Medicamento usado contra malária e doenças autoimunes tem sido promovido por Trump e Bolsonaro como saída para a Covid-19, mas estudos ainda não foram concluídos
PHOENIX, EUA — Um homem de 60 anos morreu e sua esposa, com a mesma idade, foi hospitalizada nos Estados Unidos no último domingo após se automedicarem ingerindo uma forma de cloroquina, um produto químico recentemente apontado como possível aliado na prevenção e tratamento do novo coronavírus. As identidades dos dois não foram reveladas.
Estudos publicados em revistas acadêmicas dos EUA, China e França apontaram que as drogas cloroquina e hidroxicloroquina, atualmente usadas no tratamento da malária e de doenças reumatológicas, apresentaram resultados promissores contra a Covid-19 – o que gerou uma procura maciça pelos compostos no mundo.
Segundo a National Public Radio, uma organização americana de mídia sem fins lucrativos, o hospital onde o casal ficou internado, em Phoenix, Arizona, informou que o homem e a mulher ingeriram “fosfato de cloroquina, um aditivo comumente usado em aquários para limpar tanques de peixes”. O aditivo para aquário que o casal ingeriu, portanto, não seria o mesmo que o medicamento usado no tratamento da malária, cujo uso é investigado para tratar coronavírus. .
“Trinta minutos após a ingestão, o casal apresentou efeitos que exigiam internação”, afirma o comunicado do hospital, de acordo com a NPR. Entre os efeitos, náusea e vômitos. Ainda segundo o informe, o homem morreu de parada cardíaca e a mulher foi internada em estado crítico. Eles não foram testados para o coronavírus
“Dada a incerteza em torno do Covid-19, entendemos que as pessoas estão tentando encontrar novas maneiras de prevenir ou tratar esse vírus, mas a automedicação não é a maneira de fazê-lo”, disse Daniel Brooks, diretor médico do centro de estudos Banner Poison and Drug Information, do hospital no Arizona, à NPR.

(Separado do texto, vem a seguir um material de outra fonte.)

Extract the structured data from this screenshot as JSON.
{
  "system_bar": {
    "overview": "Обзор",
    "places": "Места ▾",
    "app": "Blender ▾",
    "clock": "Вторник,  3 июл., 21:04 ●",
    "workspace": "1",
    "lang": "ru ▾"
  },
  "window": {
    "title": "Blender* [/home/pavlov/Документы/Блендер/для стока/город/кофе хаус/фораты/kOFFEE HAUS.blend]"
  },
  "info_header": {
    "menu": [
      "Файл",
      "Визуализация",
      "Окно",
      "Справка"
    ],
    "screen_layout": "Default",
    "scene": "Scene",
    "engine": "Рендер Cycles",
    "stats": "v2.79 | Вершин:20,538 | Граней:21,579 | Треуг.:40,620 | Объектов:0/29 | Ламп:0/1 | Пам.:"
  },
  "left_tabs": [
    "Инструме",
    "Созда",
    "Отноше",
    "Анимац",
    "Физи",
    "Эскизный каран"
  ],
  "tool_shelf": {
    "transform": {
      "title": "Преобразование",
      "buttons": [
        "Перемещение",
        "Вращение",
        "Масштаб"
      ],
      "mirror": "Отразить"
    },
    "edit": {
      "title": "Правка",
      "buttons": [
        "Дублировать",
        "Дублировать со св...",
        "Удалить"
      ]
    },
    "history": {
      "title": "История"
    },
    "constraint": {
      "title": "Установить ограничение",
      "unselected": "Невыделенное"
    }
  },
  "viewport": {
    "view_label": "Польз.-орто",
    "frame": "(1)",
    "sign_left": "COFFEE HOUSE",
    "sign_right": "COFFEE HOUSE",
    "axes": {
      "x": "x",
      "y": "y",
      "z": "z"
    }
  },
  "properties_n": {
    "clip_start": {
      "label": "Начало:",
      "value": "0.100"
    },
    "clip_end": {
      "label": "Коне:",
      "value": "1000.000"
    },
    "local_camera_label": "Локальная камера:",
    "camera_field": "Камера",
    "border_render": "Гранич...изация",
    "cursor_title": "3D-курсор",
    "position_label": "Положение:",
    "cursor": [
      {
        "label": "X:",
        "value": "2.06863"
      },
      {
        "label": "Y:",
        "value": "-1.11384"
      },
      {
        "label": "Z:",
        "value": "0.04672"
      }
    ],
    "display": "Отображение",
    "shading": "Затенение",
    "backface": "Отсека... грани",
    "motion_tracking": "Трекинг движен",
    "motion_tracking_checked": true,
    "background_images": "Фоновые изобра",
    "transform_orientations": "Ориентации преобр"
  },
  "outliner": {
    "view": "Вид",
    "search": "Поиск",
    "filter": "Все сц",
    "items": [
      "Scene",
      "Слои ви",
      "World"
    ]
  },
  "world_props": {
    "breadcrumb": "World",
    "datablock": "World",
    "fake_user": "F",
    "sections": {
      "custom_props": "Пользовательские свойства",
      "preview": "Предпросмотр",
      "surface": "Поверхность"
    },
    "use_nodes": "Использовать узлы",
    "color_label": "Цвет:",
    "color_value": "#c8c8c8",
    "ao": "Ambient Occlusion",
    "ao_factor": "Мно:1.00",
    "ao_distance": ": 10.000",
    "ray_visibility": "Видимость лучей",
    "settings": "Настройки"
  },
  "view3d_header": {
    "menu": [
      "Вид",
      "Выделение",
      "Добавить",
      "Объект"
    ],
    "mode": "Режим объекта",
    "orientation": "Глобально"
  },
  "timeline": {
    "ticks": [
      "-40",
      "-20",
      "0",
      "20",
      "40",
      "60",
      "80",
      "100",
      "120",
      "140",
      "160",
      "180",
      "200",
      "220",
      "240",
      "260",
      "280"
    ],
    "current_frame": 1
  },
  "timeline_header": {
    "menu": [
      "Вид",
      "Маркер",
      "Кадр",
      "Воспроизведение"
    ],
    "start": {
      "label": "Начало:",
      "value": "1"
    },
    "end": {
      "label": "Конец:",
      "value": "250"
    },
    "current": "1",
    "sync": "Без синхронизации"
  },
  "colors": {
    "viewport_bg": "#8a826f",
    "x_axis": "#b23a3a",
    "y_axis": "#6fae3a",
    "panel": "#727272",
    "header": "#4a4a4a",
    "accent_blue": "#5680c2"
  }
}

Brooks disse, de acordo com o New York Times, que o casal leu sobre cloroquina na internet, onde ele aponta haver muitas informações erradas sobre os tratamentos para Covid-19. Ele destacou ainda os perigos da automedicação e que é preciso confiar em fontes oficiais, como a Organização Mundial de Saúde e as autoridades estaduais de saúde para aconselhamento médico – “não a Internet ou os políticos”.
O presidente dos Estados Unidos, Donald Trump, destacou, na última quinta-feira, a cloroquina e a hidroxicloroquina como compostos promissores para prevenção ou tratamento da Covid-19. Trump disse ainda que seu governo simplificou os procedimentos da Administração de Alimentos e Medicamentos (FDA, na sigla em inglês) para que possam liberar o medicamento rapidamente.
No Brasil, compra apenas com receita e exportação proibida
No Brasil, o presidente Jair Bolsonaro afirmou, neste sábado, que os laboratórios químicos e farmacêuticos do Exército vão ampliar a produção de cloroquina. A divulgação de estudos apontando para a eficácia da cloroquina levou a uma corrida de brasileiros para farmácias. A Agência de Vigilância Sanitária (Anvisa) teve que restringir a venda da droga para pacientes com receitas pelos próximos 30 dias. Além disso, a exportação também foi proibida.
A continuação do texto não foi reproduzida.